Personal details
- Born: September 16, 1972 (age 53) San Antonio, Texas, U.S.
- Party: Independent
- Other political affiliations: Democratic (until 2018)
- Education: St. Mary's University
- Occupation: Former Bexar County Criminal District Attorney, Attorney, Former Magistrate Judge

= Nico LaHood =

American attorney (born 1972)

Nicholas "Nico" Anthony LaHood (born September 16, 1972) is a former criminal district attorney of Bexar County, Texas.

==Early life and education==
LaHood was born on September 16, 1972, to Judge Michael Thomas LaHood Sr. and Norma Olivia (née Mendiola) in San Antonio, Texas.

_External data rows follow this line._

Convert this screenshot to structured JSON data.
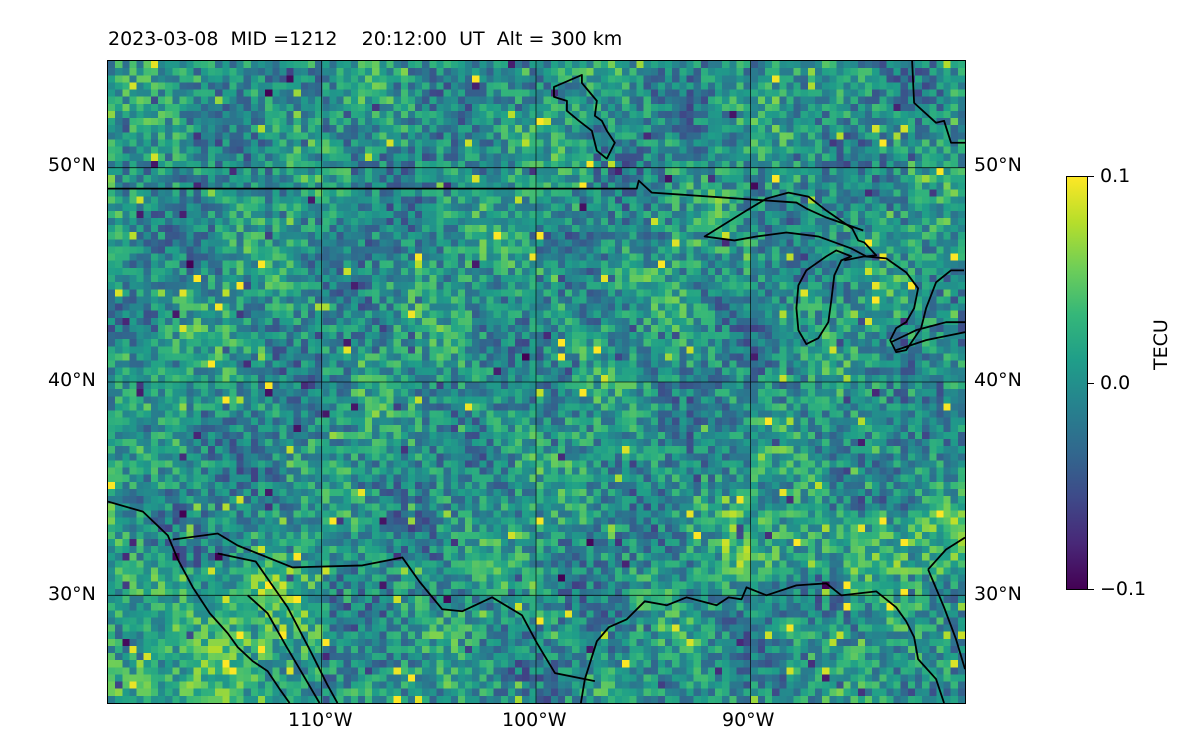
{
  "header": {
    "date": "2023-03-08",
    "mid": "MID =1212",
    "time": "20:12:00",
    "ut": "UT",
    "alt": "Alt = 300 km"
  },
  "map": {
    "lon_range": [
      -120,
      -80
    ],
    "lat_range": [
      25,
      55
    ],
    "lat_ticks": [
      {
        "value": 50,
        "label": "50°N"
      },
      {
        "value": 40,
        "label": "40°N"
      },
      {
        "value": 30,
        "label": "30°N"
      }
    ],
    "lon_ticks": [
      {
        "value": -110,
        "label": "110°W"
      },
      {
        "value": -100,
        "label": "100°W"
      },
      {
        "value": -90,
        "label": "90°W"
      }
    ],
    "gridlines": true,
    "coastline_color": "#000000"
  },
  "colorbar": {
    "min": -0.1,
    "max": 0.1,
    "ticks": [
      {
        "value": 0.1,
        "label": "0.1"
      },
      {
        "value": 0.0,
        "label": "0.0"
      },
      {
        "value": -0.1,
        "label": "−0.1"
      }
    ],
    "unit_label": "TECU",
    "colormap": "viridis"
  },
  "chart_data": {
    "type": "heatmap",
    "x_range": [
      -120,
      -80
    ],
    "y_range": [
      25,
      55
    ],
    "value_range": [
      -0.1,
      0.1
    ],
    "colorbar_label": "TECU"
  }
}
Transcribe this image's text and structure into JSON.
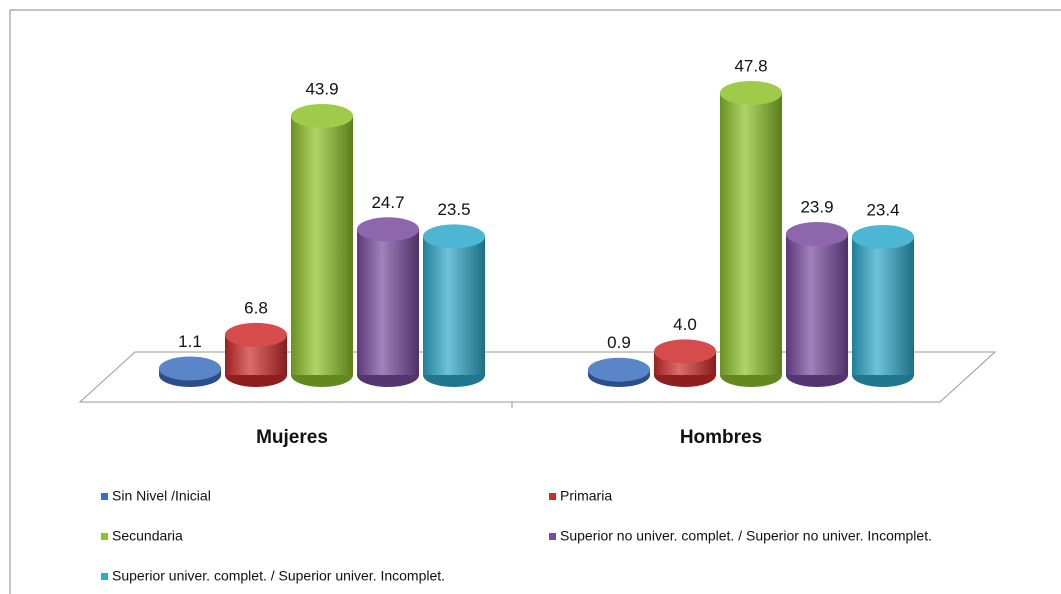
{
  "chart_data": {
    "type": "bar3d",
    "categories": [
      "Mujeres",
      "Hombres"
    ],
    "series": [
      {
        "name": "Sin Nivel /Inicial",
        "color": "#3d6fc0",
        "values": [
          1.1,
          0.9
        ],
        "value_labels": [
          "1.1",
          "0.9"
        ]
      },
      {
        "name": "Primaria",
        "color": "#cf2b2b",
        "values": [
          6.8,
          4.0
        ],
        "value_labels": [
          "6.8",
          "4.0"
        ]
      },
      {
        "name": "Secundaria",
        "color": "#8dc22a",
        "values": [
          43.9,
          47.8
        ],
        "value_labels": [
          "43.9",
          "47.8"
        ]
      },
      {
        "name": "Superior no univer. complet. / Superior no univer. Incomplet.",
        "color": "#7a4b9f",
        "values": [
          24.7,
          23.9
        ],
        "value_labels": [
          "24.7",
          "23.9"
        ]
      },
      {
        "name": "Superior univer. complet. / Superior univer. Incomplet.",
        "color": "#2ea9ca",
        "values": [
          23.5,
          23.4
        ],
        "value_labels": [
          "23.5",
          "23.4"
        ]
      }
    ]
  }
}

While in his third year at San Antonio College in 1994, LaHood was arrested for attempting to sell ecstasy pills worth $3,600, with a firearm to an undercover police officer at a strip club. He entered into a plea bargain in August 1994 and was given deferred adjudication and probation.

LaHood graduated from St. Mary's University in 1999 and then law school in 2002.

==Career==
LaHood ran for district attorney in 2010, but narrowly lost to Susan Reed. Controversies that contributed to his loss included his age, past drug arrest, and firearm charges. After the election, LaHood had already decided to run again in 2014. In the 2014 Democratic primaries for the District Attorney race, LaHood faced off against Therese Huntzinger. LaHood narrowly beat his opponent: LaHood received 20,413 votes, just 47 more than Huntzinger's 20,366. In the 2014 election for District Attorney, LaHood defeated Susan Reed, the incumbent. LaHood was sworn in as the new DA on January 1, 2015.

Soon after taking office, LaHood was informed that Genene Jones, a San Antonio nurse convicted of murdering a baby girl in 1981, but suspected (and confessed) in many other murders, would be benefited by a 1977 Texas state law which gave her triple credit in her 1984 sentencing and that she would be freed in March 2018. LaHood ordered a task force to keep Jones in prison by bringing new charges against her, eventually indicting Jones with five counts of murder. In January 2020, Jones accepted a plea deal and pleaded guilty to one of those counts and was sentenced to life in prison. LaHood, who attended the hearing, called Jones "pure evil", and his job was praised by a Houston Victim Advocate organization.

In 2017, state district judge Lori Valenzuela testified that LaHood had threatened the careers of two defense attorneys if they brought up an affair between a prosecutor in his office and a key witness for the prosecution in a murder case. Judge Valenzuela, who presided over the case, testified under oath that she had witnessed the threats made in her chambers. LaHood also testified, denying that he had made a threat.

LaHood has promoted the unfounded conspiracy theory that vaccines are linked to autism. In a statement videotaped in his office for the anti-vaccine film Vaxxed, Lahood asserted that vaccines "can and do cause autism," LaHood repeated these claims in testimony to a Texas House committee. LaHood also stated that Islam is a "horrifically violent" religion.

On March 6, 2018, LaHood lost the Democratic primary for district attorney to Joe Gonzales by more than 18 percentage points.

In September 2018, LaHood announced he was leaving the Democratic party, saying "leftists have taken over".

==Personal life==
LaHood married Davida Gil on July 8, 2006. They have four children together.
On August 15, 1996, LaHood's brother Michael LaHood Jr. was murdered in the driveway of his parents' house after a failed robbery. The triggerman Mauriceo Mashawn Brown, along with three other men, was later caught and tried. Under the Texas law of parties, not only Mauriceo Mashawn Brown, but also the driver of the car that carried Brown, Kenneth Foster Jr., was tried for capital murder, and in May 1997 both were sentenced to death. In July 2006, Mauriceo Brown was executed for the crime by lethal injection. On August 31, 2007, Foster's death sentence was commuted by Governor Rick Perry.